Mayor Abernathy, who had been doing this job long enough to know when a political opportunity was also a good idea, cleared her throat.
“All in favor of officially welcoming Gorgok as a friend of Hardy, Arkansas?”
The “ayes” shook the building. Gorgok sobbed harder. The umbrellas proved insufficient.
Chapter Eight: Welcome Home
* *
Three weeks later, the town of Hardy threw a party. A real one this time, not the kind Gorgok had imagined from a road sign.
Main Street was festooned with banners reading “WELCOME HOME, GORGOK!” in letters large enough for a giant to read from a distance. Tables lined the sidewalks, sagging under potluck contributions: casseroles, pies, fried catfish, and a heroic quantity of biscuits. Tammy had set up a special coffee station with an industrial-sized stockpot labeled “GORGOK’S BIG MUDDY. DO NOT DRINK (unless you are 12 feet tall).”
The guest of honor arrived from the hill at noon, wearing a garland of wildflowers around his neck that he’d woven himself, crushing only about half of them in the process. An enormous burlap sack rode over one shoulder, filled with cave treasures.
He distributed them with the generosity and discrimination of a large, blue Santa Claus. Quartz crystals for the children. A geode the size of a basketball for Mayor Abernathy. A collection of antique hubcaps for Frank Wilkins, who was so delighted he forgot about zoning entirely. The fossil dinner plate for the visiting geologist, who did require medical attention this time (he fainted). And for Tammy, a stalactite that Gorgok had broken off himself, which he presented with great ceremony and a mumbled apology to the cave.
But the centerpiece of the celebration was Rosa’s gift. She carried it out of her studio herself, wrapped in a cloth, and presented it to Gorgok with the quiet pride of an artist who knows she’s done her best work.
The glass stood two feet tall, hand-blown from brilliant blue glass that matched Gorgok’s skin. It caught the sunlight and threw prismatic rainbows across the pavement. Tiny bubbles hung suspended inside like frozen champagne and etched into the base in flowing script were the words: Where Everybody Is Somebody.
Gorgok held it up to the light and turned it, watching the rainbows dance. His chin crumpled. Tears welled up and spilled down his blue cheeks. Several people opened umbrellas.

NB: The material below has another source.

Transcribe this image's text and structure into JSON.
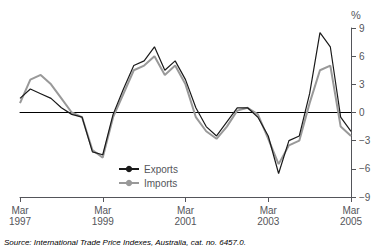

“It’s the most beautiful thing I’ve ever seen,” he said, his voice low and careful, the kind of whisper that still rattled nearby windows. “More beautiful than my cave. More beautiful than the jukebox. More beautiful than the bean water, even.”
“High praise,” Tammy said.
The party lasted until sunset. Gorgok danced (the seismograph in Little Rock registered it, but by now the scientists there had learned to ignore readings from the Hardy area). The children climbed onto his shoulders. Doug told him about fishing, and Gorgok listened with such attention that Doug later said it was the best conversation he’d had in thirty years. Doreen Buckley, who had been the first to scream at the sight of him, was now the loudest advocate for his right to attend the annual chili cook-off.
As the sun dipped below the Ozark hills and the lightning bugs began their nightly business, Gorgok packed his new glass into his burlap sack and prepared to walk home. He turned to the assembled crowd, his blue skin catching the fading light.
“Thank you,” he said. “For the glass. For the bean water. For being my friends. I will come back. Often. Maybe too often. You will get tired of me.”
“Never!” Doreen said.
“Well, maybe sometimes,” Jerry said, and Doreen elbowed him.
Gorgok waved, carefully this time, having learned from the leaf-tornado incident, and set off up the hill toward his cave, humming “You Ain’t Nothin’ But a Hound Dog” in a bass so deep it made the ground vibrate.